Being the only woman in a seven-member team, no one was willing to talk to her at first, but the ice broke over time. It may have also been due to Dr. Kerkar’s not so subtle warning – “We need to live like a family for the next month.”
The prominent Goans’ journey to the Pole
The Indian contingent’s flight to Ny-Ålesund was delayed because the propeller had frozen. The team used the opportunity to purchase some supplies from a local supermarket.
“Once the problem was fixed, we boarded our 10-seater flight which was being captained by a lady pilot. However, the problem with the propeller recurred. Instead of panicking, the lady pilot jumped out of the aircraft and pushed the propeller till it began turning freely. She then hopped back into the plane and we took off,” narrates Dr. Savita, while chuckling about the petrifying experience.
In the land of the midnight sun
The Indian team was greeted with festive cheer upon their landing in Ny- Ålesund as it was bright and sunny. “We joked that we brought the Indian sun with us. But just 30 minutes later, there was heavy snowfall, followed by rain and then hail,” says Dr Kerkar.
The Indian station at the Arctic goes by the name ‘Himandi’, and is posh, unlike other country’s stations. It has four bedrooms with twin beds, four bathrooms and several other luxuries. Despite the comforts, at night, sleeping was difficult as it was perpetually bright. During the day, the team had to wear UV goggles due to the harsh rays. That ensures protection for the eyes.
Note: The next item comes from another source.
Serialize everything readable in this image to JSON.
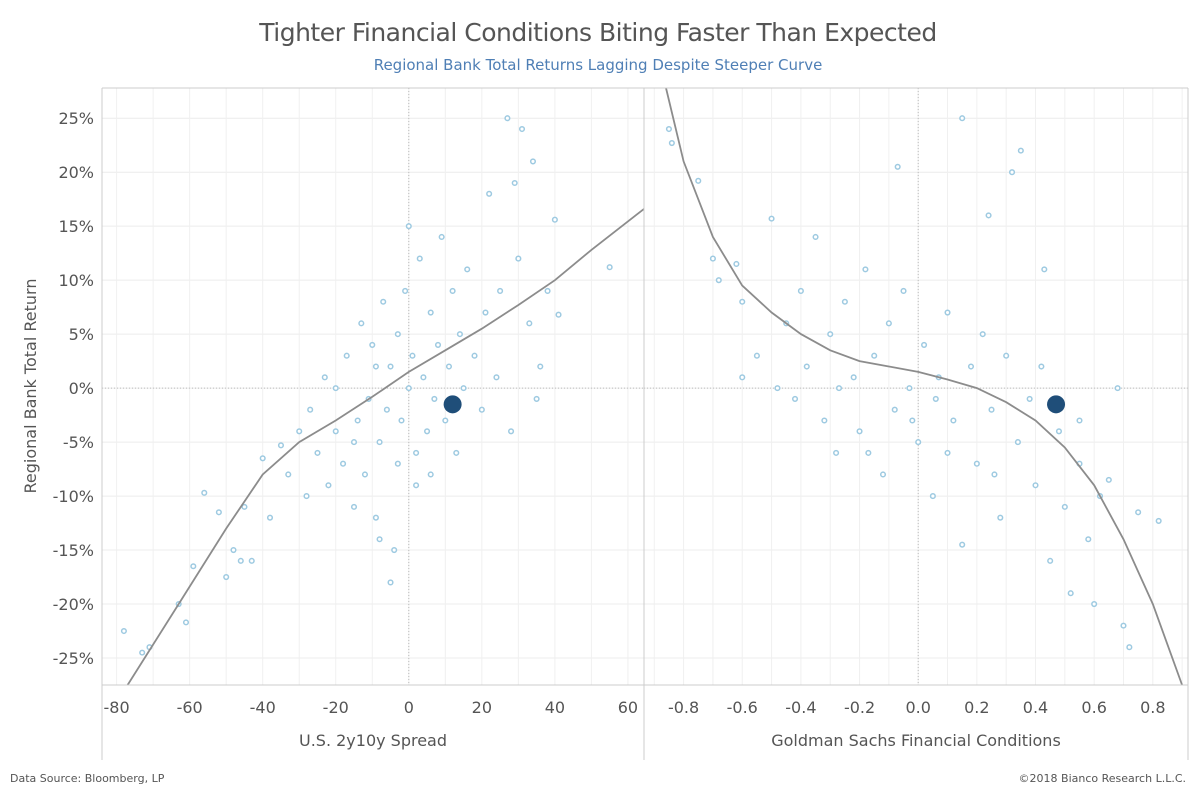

“Our team was led by a very strict and senior scientist. He didn’t want me to mingle with the rest of the researchers from other countries. I, however, wanted to explore as much as I could. I sneaked into all the other country’s stations and made friends with everyone,” Dr Savita recalls.
Unsure of whether they were eating vegetarian food or not, the team soon began missing Indian food. Unwilling to let her team’s morale drop, Dr Kerkar used a PVC pipe from one of the research instruments and made parathas and ‘pulao’ (rice cooked with fat, onion and spices) for them, with a couple of spices they had carried.
After completing her project, Dr Savita Kerkar collected samples of reindeer dung and arctic mushrooms. “I brought these back with me to Goa so that my colleagues at Goa University could study and experiment on them,” she says.
With interviews for the 2017 edition of the expedition to begin shortly, Dr Savita Kerkar advises all people interested in research… “Give it a shot!”
Photo caption: Dr Savita Kerkar and members of the Third Indian Arctic Expedition near a bust of Roald Amundsen – a Norwegian explorer of polar regions and the first man to reach the South Pole.